Record date:
2016 Founder's Literature Award: Sir Alistair Horne
Sir Alistair Horne, was born in 1925 and educated at Le Rosey school in Switzerland. As a teenager early in World War II, Horne was sent to live in the United States. He attended Millbrook School, where he befriended William F. Buckley, Jr., who remained a lifelong friend. He graduated from Jesus College, Cambridge as a Master of Arts. Horne served in the Royal Air Force in 1943–44 and later as an officer in the Coldstream Guards from 1944 to 1947.
Sir Alistair worked for British military intelligence in the opening period of the Cold War and was a foreign correspondent for the Daily Telegraph from 1952 to 1955.

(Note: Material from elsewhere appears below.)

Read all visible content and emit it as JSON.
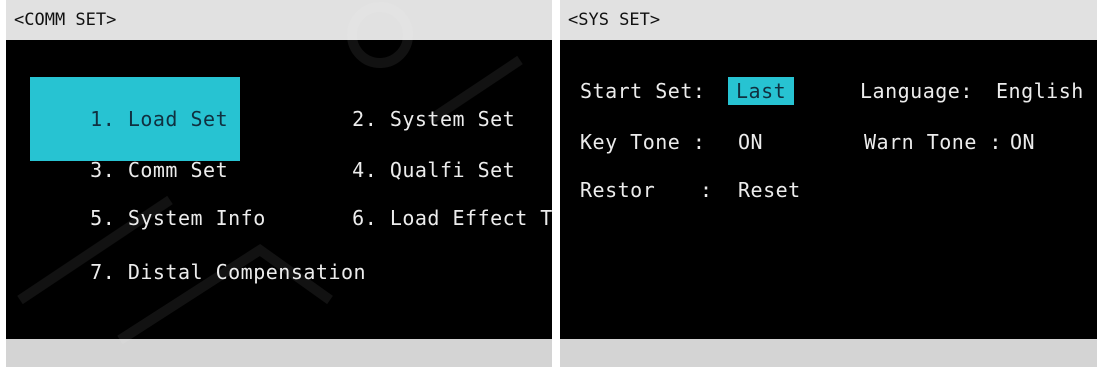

His strong connections with the United States continued as a Fellow of the Woodrow Wilson Institute in Washington DC. But he is best known for his works of French military history. They include:
The Price of Glory – Verdun
The Fall of Paris: The Siege and the Commune 1870-71
To Lose a Battle – France 1940
A Savage War of Peace – Algeria 1954 – 1962, which was awarded the Wolfson Prize for History. This book was recommended by Henry Kissinger to President George W. Bush just before the Iraq War and was closely studied by the U.S. Army afterwards.
With Viscount Montgomery, the son of the Field Marshal, Sir Alistair wrote The Lonely Leader – Monty 1944-45.
Feeling strongly that the historians of the future need every encouragement, he set up and endowed the Alistair Horne Fellowship at St Antony’s College, Oxford, to advance the research and work of young historians.
Sir Alistair was made an Honorary Fellow of St Antony’s College, and in 1993 he received the degree of Doctor of Litterature from the University of Cambridge. A recipient of a number of awards, Chevalier of the Legion of Honour in France, and Commander of the British Empire, Horne was knighted for his work as a historian and for international relations.
His most recent book, Hubris – The Tragedy of War in the 20th Century was published last year to great acclaim. At the age of ninety, it is a feat which any historian might envy.